8. A eso se suma el riesgo comercial. No es lo mismo venderle a un comprador en un país con reservas robustas en dolarachos y estabilidad cambiaria que hacerlo en un entorno con volatilidad macroeconómica y discusiones políticas apasionadas. El mercado no castiga con discursos, castiga con diferenciales. El premio, en buena medida, es una radiografía del riesgo percibido.
9. Y finalmente, claro está, está la utilidad. El contrato que menciona que el premio incluye “utilidades que considere el proveedor” tiene una elegancia jurídica notable. Es válido, perfectamente determinable, no tiene nada ilegal. Pero desde la óptica financiera implica una amplitud considerable. Es como decir: “Incluye lo necesario... y lo que yo estime necesario”. La legalidad puede ser impecable y, al mismo tiempo, la discusión económica puede ser perfectamente legítima. Recordemos que el mundo petrolero no es pues propiamente la casita de Sor Angélica de la Nuves en Flor.
10. ¿Es normal un premio de 20 dólares por barril como en el caso Boliviano? Depende del contexto. En mercados muy competitivos los diferenciales suelen ser menores. Pero cuando el premio alcanza magnitudes importantes, ya no estamos solo ante costos logísticos; estamos ante financiamiento, riesgo y condiciones de mercado particulares. Ahí es donde el análisis técnico deja de ser trivial y se vuelve estructural.
11. En definitiva, el WTI es el precio del mundo. El premio es el precio de la realidad concreta. Dentro de él caben calidad, transporte, financiamiento, riesgo y margen. Sí, puede incluir interés implícito si la operación es a plazo. No, casi nunca se lo presenta como tal. La pregunta relevante no es si existe premio, porque siempre existe, sino si su magnitud es consistente con los costos y riesgos que pretende cubrir.

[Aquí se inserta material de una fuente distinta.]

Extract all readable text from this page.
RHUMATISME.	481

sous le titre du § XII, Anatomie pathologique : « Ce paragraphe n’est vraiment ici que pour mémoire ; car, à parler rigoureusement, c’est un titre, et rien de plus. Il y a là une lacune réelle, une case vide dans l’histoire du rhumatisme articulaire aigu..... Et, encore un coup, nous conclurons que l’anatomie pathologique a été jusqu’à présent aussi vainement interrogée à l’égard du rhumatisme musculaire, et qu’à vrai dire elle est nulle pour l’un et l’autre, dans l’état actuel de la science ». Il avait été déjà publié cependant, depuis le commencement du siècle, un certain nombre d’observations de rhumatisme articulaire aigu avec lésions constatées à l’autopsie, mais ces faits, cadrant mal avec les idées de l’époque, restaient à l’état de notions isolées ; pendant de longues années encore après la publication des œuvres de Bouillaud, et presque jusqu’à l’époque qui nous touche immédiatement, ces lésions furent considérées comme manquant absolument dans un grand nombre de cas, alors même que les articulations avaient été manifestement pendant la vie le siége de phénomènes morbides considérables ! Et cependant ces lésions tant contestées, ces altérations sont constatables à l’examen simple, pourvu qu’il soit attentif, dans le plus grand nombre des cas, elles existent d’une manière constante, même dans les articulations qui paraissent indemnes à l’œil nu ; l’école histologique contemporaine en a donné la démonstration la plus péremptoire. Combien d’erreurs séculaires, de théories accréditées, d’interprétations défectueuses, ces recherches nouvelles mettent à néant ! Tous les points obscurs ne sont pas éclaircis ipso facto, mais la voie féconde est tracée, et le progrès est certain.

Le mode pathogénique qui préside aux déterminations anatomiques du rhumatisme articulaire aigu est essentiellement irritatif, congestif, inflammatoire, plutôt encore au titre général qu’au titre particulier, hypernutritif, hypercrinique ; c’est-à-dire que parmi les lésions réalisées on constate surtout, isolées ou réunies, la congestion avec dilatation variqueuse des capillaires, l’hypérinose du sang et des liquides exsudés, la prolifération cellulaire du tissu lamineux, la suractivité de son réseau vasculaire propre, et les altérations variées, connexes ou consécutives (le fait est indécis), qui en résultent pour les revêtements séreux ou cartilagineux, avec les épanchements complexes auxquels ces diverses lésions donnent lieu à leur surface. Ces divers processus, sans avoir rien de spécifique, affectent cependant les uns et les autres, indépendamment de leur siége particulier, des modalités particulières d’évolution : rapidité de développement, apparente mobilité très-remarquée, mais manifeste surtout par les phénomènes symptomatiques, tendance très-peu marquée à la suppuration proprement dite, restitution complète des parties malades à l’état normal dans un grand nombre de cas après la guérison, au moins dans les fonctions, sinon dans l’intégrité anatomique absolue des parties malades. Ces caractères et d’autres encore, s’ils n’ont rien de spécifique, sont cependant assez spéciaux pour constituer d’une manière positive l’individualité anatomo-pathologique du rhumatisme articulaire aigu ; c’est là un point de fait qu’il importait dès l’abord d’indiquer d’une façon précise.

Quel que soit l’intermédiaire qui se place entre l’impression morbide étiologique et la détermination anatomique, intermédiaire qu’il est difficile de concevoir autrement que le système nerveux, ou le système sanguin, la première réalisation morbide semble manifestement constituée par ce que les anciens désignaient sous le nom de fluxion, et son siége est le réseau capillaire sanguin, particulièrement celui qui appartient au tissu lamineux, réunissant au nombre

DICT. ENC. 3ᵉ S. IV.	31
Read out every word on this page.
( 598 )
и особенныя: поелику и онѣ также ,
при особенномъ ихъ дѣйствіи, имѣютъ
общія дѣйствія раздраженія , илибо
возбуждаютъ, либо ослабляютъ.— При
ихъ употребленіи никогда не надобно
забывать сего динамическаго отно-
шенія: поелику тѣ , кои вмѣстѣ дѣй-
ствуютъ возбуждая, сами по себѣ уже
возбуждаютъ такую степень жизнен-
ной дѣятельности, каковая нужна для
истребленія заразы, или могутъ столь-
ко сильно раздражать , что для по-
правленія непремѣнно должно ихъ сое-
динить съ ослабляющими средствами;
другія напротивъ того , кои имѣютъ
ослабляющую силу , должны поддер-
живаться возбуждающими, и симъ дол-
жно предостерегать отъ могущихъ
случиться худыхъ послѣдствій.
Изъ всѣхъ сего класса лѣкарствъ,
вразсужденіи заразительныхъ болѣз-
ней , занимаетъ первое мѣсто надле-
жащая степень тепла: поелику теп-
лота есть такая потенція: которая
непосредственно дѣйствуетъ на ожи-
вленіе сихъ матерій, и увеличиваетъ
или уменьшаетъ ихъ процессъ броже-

12. En petróleo, como en finanzas, la ecuación nunca es solo aritmética. Es también geopolítica, crediticia y estratégica. Y detrás de cada “WTI + Premio” hay algo más que números: hay condiciones de mercado, percepción de riesgo y, por supuesto, la eterna negociación entre quien vende energía y quien la necesita con urgencia.
13. Finalmente, este concepto de “premio” también puede ser la puerta para comisiones indebidas y oportunidades de corrupción.
14. Si queremos que en este mundo político la narrativa no termine secuestrada por los agitadores profesionales, los opinadores de consigna, los pre-pitagóricos en matemáticas y los cruzados de la ideología permanente, el primer paso no es gritar más fuerte: es entender mejor. Porque cuando un tema técnico, como el precio del petróleo, se abandona al terreno de la indignación exprés, deja de discutirse con datos y empieza a debatirse con adjetivos. Y los adjetivos, como sabemos, no refinan gasolina.
15. La única vacuna contra la distorsión es el conocimiento bien explicado.